Hi Johan and Jim, as Johan will well remember (I have bored him with
personal e-mails before) I was involved peripherally in Cantat and in the
later transistor cable systems. I can conform the cable was a nominal 50
ohms. What you have to remember is that a whole load of this was under many
thousands of feet of water, which presumably has some effect on the
dimensions !! I must ask one of my old buddies if 54 ohm coax cable becomes
50 ohms if you squeeze it hard !! I can also confirm the + / - 7kV power
feed to the ends. One of the jobs I had was advising on protecting the
transistor amps in the later cables from the eventuallity of a disgruntled
fisherman taking his axe to a trawl-snagged cable. You can imagine what
happens when 7000m of 50ohm coax (300pF per metre) charged up to 7kV is
suddenly shorted by the axe blade. I understand from oft repeated anecdotes
that the result was quite spectacular, and there was not a lot of a
"lumberjack style" long-handle axe blade left afterwards. Also the axeman
had somwhat of a headache and tingling feeling, after he picked himself up.

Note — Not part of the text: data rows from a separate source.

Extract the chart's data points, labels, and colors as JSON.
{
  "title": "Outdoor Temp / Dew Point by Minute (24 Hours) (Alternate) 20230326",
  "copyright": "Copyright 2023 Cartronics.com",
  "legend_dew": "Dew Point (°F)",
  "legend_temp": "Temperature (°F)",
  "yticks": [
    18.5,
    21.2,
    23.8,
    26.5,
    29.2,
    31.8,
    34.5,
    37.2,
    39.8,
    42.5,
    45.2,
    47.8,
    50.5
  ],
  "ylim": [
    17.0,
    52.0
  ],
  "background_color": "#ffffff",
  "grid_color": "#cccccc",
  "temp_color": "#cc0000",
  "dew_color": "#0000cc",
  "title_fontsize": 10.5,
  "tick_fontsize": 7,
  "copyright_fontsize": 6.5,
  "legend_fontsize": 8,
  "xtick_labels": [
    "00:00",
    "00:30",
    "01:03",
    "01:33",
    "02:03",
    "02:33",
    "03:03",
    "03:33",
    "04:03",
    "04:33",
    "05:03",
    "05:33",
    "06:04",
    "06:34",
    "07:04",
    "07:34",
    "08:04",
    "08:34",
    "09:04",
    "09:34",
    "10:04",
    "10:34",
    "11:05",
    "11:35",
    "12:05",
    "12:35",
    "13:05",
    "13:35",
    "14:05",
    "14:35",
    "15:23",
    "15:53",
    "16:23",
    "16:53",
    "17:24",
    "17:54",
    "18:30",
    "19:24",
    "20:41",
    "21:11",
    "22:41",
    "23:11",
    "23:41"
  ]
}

We must have been reasonable successful as I dont believe we lost a single
repeater to that cause.
Geomag storms were a problem.....it is quite some antenna when you get a
signal of about 4kV at the terminals !! I think it operated like a
center-tapped single turn loop...more like a simple generator. It was usual
to lose an hour or so of traffic time I believe when conditions were bad. I
only think I am glad it was not me manning the power-feed shed on some
lonely beach under those conditions.
In Cantat the amps consisted of 3 valves in cascade (sons of the SP41 !!)
sat in the middle of a bridge of directional filters so that it amplified
sigs going both ways. The DC was stripped off by a LPF and the HT was
developed across zener I believe. I have a sample of the later
Yes the path loss may have been more than the Satellite link, but it didnt
cost as much to lay and commission. I have not checked but I believe the
cable is still usable over 40 years after it was commissioned, but I suspect
a lot of the terminal gear has been stripped out. I bet there is not a lot
of life in Telstar !!
Back to topic ....would the fact that TV cable is normally semi air spaced
account for the use of 72 ohms for our (in UK anyway) TV feeder??